Ovviamente il confessore non parlò di ciò che aveva udito in Confessione, ma sospettando quel che poteva essere successo fece di tutto per ritrovare quella donna. Quando arrivò presso la sua abitazione, venne a sapere che era morta appena rientrata in casa. Saputa la cosa, quel buon Sacerdote si rattristò e pregò per la defunta. Questa gli apparve in mezzo alle fiamme e gli disse: “Io sono quella donna che si è confessata questa mattina; ma ho fatto un sacrilegio. Avevo un peccato che non mi sentivo di confessare al sacerdote del mio paese; Dio mi mandò te, ma anche con te mi lasciai vincere dalla vergogna e subito la Divina Giustizia mi ha colpito con la morte mentre entravo in casa. Giustamente sono condannata all’inferno!“.
Dopo queste parole si aprì la terra e fu vista precipitare e sparire."
Sant’Alfonso de Orozco (1500 – 1591) descrisse un episodio simile che riguardava la figlia d’un illustre nobile la quale, per aver omesso un grave peccato persino in punto di morte, venne inesorabilmente condannata eternamente.
Natuzza Evolo (1924 – 2009), parlando d’un suo contemporaneo da poco deceduto, affermò che egli, nonostante l’apparente vita esemplare che conduceva, era stato dannato per aver dimenticato volontariamente dei peccati gravi.
Santa Teresa d’ Avila (1515 – 1582), tramite una visione, ricevette un monito urgente da diffondere ai fedeli riguardo la pericolosità di questo tipo di sacrilegio:
(…) ed ecco, ad un tratto, spalancarsi innanzi agli occhi una voragine profondissima tutta ripiena di fuoco e di fiamma, e laggiù cadere abbondantissime, come la neve d’ inverno, le povere anime. Spaventata, santa Teresa alza gli occhi al cielo e dice :”Mio Dio, mio Dio! Che cosa vedo mai? Chi sono tutte quelle anime che vanno perdute? Saranno certamente anime di poveri infedeli…”.
“No, Teresa – rispose Gesù – no! Sappi: quelle anime che vedi in questo momento andare all’ inferno per mia permissione, sono tutte anime di cristiani come te”.
Teresa ancora più stipita intervenne: “Ma saranno anime di gente che non credevano, che non praticavano la religione, che non frequentavano i Sacramenti…”.
“No, Teresa, no! Sappi che sono anime di cristiani battezzati come te, che come te credevano e praticavano…”.
“Ma allora non si saranno confessati mai, neppure in punto di morte”.

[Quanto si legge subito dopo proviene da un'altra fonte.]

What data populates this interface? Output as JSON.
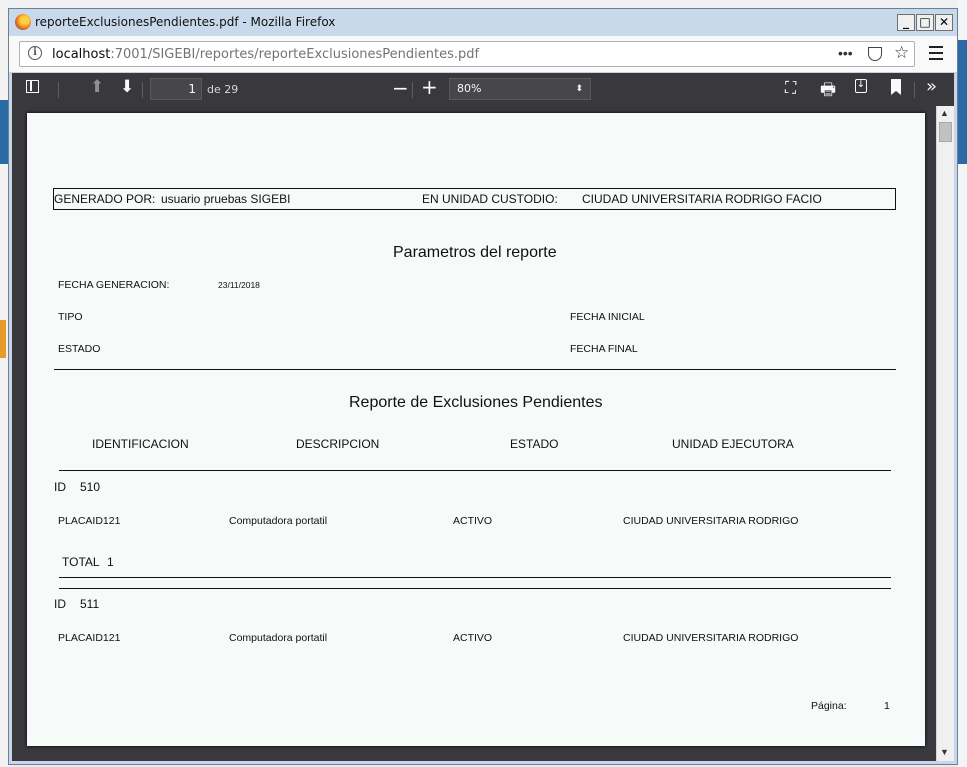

“No, sono anime che si confessavano e si sono confessate anche in punto di morte…”, dice Gesù.
“Come, o mio Dio, vanno dannate?”.
“Vanno dannate perchè si confessano male!…Và, o Teresa, racconta a tutti questa visione e scongiura Vescovi e Sacerdoti di non stancarsi mai di predicare sul rischio delle confessioni mal fatte, onde i miei cari cristiani non abbiano a convertire la medicina in veleno e servirsi in male di questo sacramento, che è il sacramento della misericordia e del perdono”.
La Santa volle in seguito precisare che per “confessioni mal fatte” non si intendono solo quelle costellate da omissioni volontarie, ma anche quelle fatte con poca fede, nessuna intenzione di cambiare vita o, perlomeno, cambiare quei piccoli aspetti del carattere che andrebbero modificati.
A questi si potrebbero aggiungere i pensieri che falsamente inducono a farci credere santi, come se non peccassimo mai o come se lo facessimo sempre e solo venialmente.
In questo caso la Confessione si tramuta – come dice espressamente Gesù – da medicina a veleno per l’anima."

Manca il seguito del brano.